Set of questions after Part 1 is completed

dmitryfedotkin · August 28, 2018, 8:59am

Hey there, I completed part one few weeks ago and it was amazing course. I made notes for every lesson and wrote out questions every time I had one. I didnt ask them here right away and most of them were answered later in the course. After I watched lecture 7 I decided to spend some time learning stuff from different articles. Some of questions are still not answered though and I will appreciate if someone could help me with it.

If there is SGD, do people use regular GD?
What is difference between different optimization algorithms? What algorithm I should use?
How similar kaggle competitions to real life problems which data scientists solve on daily basis?
How often you create new DL model instead of using pretrained one?
If almost any problem can be solved by a neural network, why do we need ML algorithms?
If you create a new model, how do you decide what layers your model need?
How do you decide what layers should be frozen?

Lankinen · August 28, 2018, 12:07pm

I have half a year knowledge and I have almost finnished the first part. So I might be wrong sometimes.

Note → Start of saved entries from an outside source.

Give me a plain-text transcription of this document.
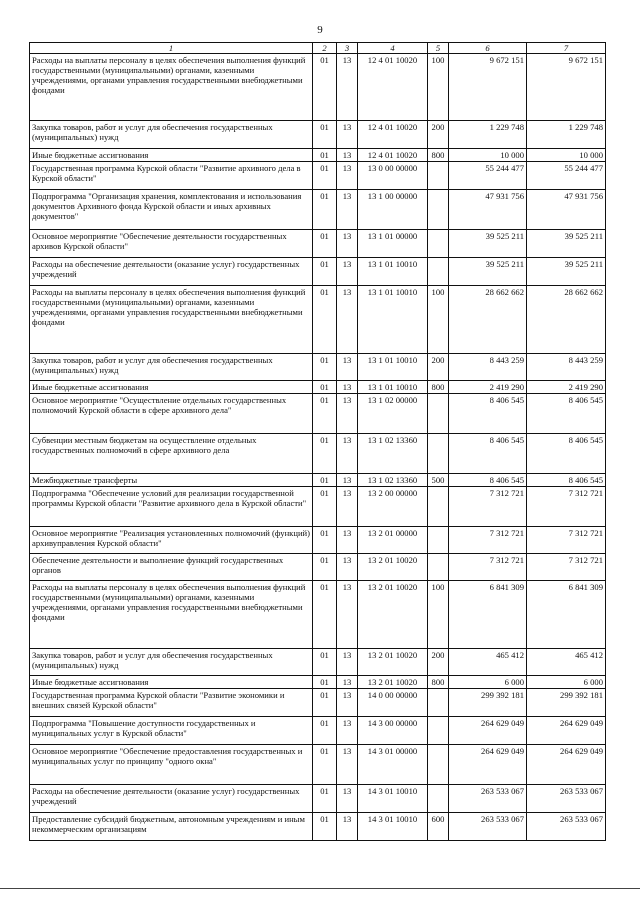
9
1	2	3	4	5	6	7
Расходы на выплаты персоналу в целях обеспечения выполнения функций государственными (муниципальными) органами, казенными учреждениями, органами управления государственными внебюджетными фондами	01	13	12 4 01 10020	100	9 672 151	9 672 151
Закупка товаров, работ и услуг для обеспечения государственных (муниципальных) нужд	01	13	12 4 01 10020	200	1 229 748	1 229 748
Иные бюджетные ассигнования	01	13	12 4 01 10020	800	10 000	10 000
Государственная программа Курской области "Развитие архивного дела в Курской области"	01	13	13 0 00 00000		55 244 477	55 244 477
Подпрограмма "Организация хранения, комплектования и использования документов Архивного фонда Курской области и иных архивных документов"	01	13	13 1 00 00000		47 931 756	47 931 756
Основное мероприятие "Обеспечение деятельности государственных архивов Курской области"	01	13	13 1 01 00000		39 525 211	39 525 211
Расходы на обеспечение деятельности (оказание услуг) государственных учреждений	01	13	13 1 01 10010		39 525 211	39 525 211
Расходы на выплаты персоналу в целях обеспечения выполнения функций государственными (муниципальными) органами, казенными учреждениями, органами управления государственными внебюджетными фондами	01	13	13 1 01 10010	100	28 662 662	28 662 662
Закупка товаров, работ и услуг для обеспечения государственных (муниципальных) нужд	01	13	13 1 01 10010	200	8 443 259	8 443 259
Иные бюджетные ассигнования	01	13	13 1 01 10010	800	2 419 290	2 419 290
Основное мероприятие "Осуществление отдельных государственных полномочий Курской области в сфере архивного дела"	01	13	13 1 02 00000		8 406 545	8 406 545
Субвенции местным бюджетам на осуществление отдельных государственных полномочий в сфере архивного дела	01	13	13 1 02 13360		8 406 545	8 406 545
Межбюджетные трансферты	01	13	13 1 02 13360	500	8 406 545	8 406 545
Подпрограмма "Обеспечение условий для реализации государственной программы Курской области "Развитие архивного дела в Курской области"	01	13	13 2 00 00000		7 312 721	7 312 721
Основное мероприятие "Реализация установленных полномочий (функций) архивуправления Курской области"	01	13	13 2 01 00000		7 312 721	7 312 721
Обеспечение деятельности и выполнение функций государственных органов	01	13	13 2 01 10020		7 312 721	7 312 721
Расходы на выплаты персоналу в целях обеспечения выполнения функций государственными (муниципальными) органами, казенными учреждениями, органами управления государственными внебюджетными фондами	01	13	13 2 01 10020	100	6 841 309	6 841 309
Закупка товаров, работ и услуг для обеспечения государственных (муниципальных) нужд	01	13	13 2 01 10020	200	465 412	465 412
Иные бюджетные ассигнования	01	13	13 2 01 10020	800	6 000	6 000
Государственная программа Курской области "Развитие экономики и внешних связей Курской области"	01	13	14 0 00 00000		299 392 181	299 392 181
Подпрограмма "Повышение доступности государственных и муниципальных услуг в Курской области"	01	13	14 3 00 00000		264 629 049	264 629 049
Основное мероприятие "Обеспечение предоставления государственных и муниципальных услуг по принципу "одного окна"	01	13	14 3 01 00000		264 629 049	264 629 049
Расходы на обеспечение деятельности (оказание услуг) государственных учреждений	01	13	14 3 01 10010		263 533 067	263 533 067
Предоставление субсидий бюджетным, автономным учреждениям и иным некоммерческим организациям	01	13	14 3 01 10010	600	263 533 067	263 533 067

I dont think people anymore use GD. You can test it if it works better but in 99.99% cases SGD is faster to converge.
Use adam. It is the best and that is all you need to know.
I dont have a lot of knowledge about this but I think only difference is that in real life you probably need to make your own dataset.
I make always a new because I dont know very well how to use old ones. But I think with image and text you should use prebuilt models.
Neutral network is ml algoritm. If you mean like linear regression and random tree forest then answer is: sometimes with simple problems they might get better results but I think in future we use those less and less.
Try to find similar codes and make your layers same kind. Like if in some paper researchers made cat classifier then you should use same layer amount. Often you have to choose your layer count randomly but I often start with 2 hidden layers and all have input amount nodes. This seems solving very well all problems.
I have not used frozing a lot so I cant tell answer to this. I hope someone else can.

dmitryfedotkin · September 3, 2018, 6:43pm

Thanks for the answers!
Could anyone give me more information on questions 6 and 7?

alexandrecc · September 3, 2018, 9:27pm

To stay generic about model architecture, It is usually a compromise about model representational capacity, problem complexity, amount of data available, and variability of available data.

Many parameters affect representational capacity but the more important, at least in computer vision, are model depth and trainable amount of parameters.

Problem complexity is related to the complexity of hierarchical relations between features to solve the problem. For example, it is easier to detect a yellow triangle on a white background than an irregular spiculated mass in a similar fuzzy background. Relations between features can be spatially related (better solved by convolutions layers) or not spatially related (better solved by fully connected layers).

Amount of available data also helps you to decide the amount of trainable parameters needed. This consequently helps you to decide how many layers to freeze in an pre-initialized deep network. Trying to train too much network parameters for the amount of data will likely overfit the data very rapidly. Challenge is to find the optimum.

Variability of data also influence the amount of parameters that you need and that you can be able to train. Higher variability will likely need more parameters to catch a valid statistical representation of data, and consequently will need more data to properly train these parameters. Lower variability of data will need less parameters and most probably less data.

I tried to stay generic in the answer. Because 6 and 7 can have more specialized answers depending on the type of problem (NLP, CV, etc).

I hope it helps.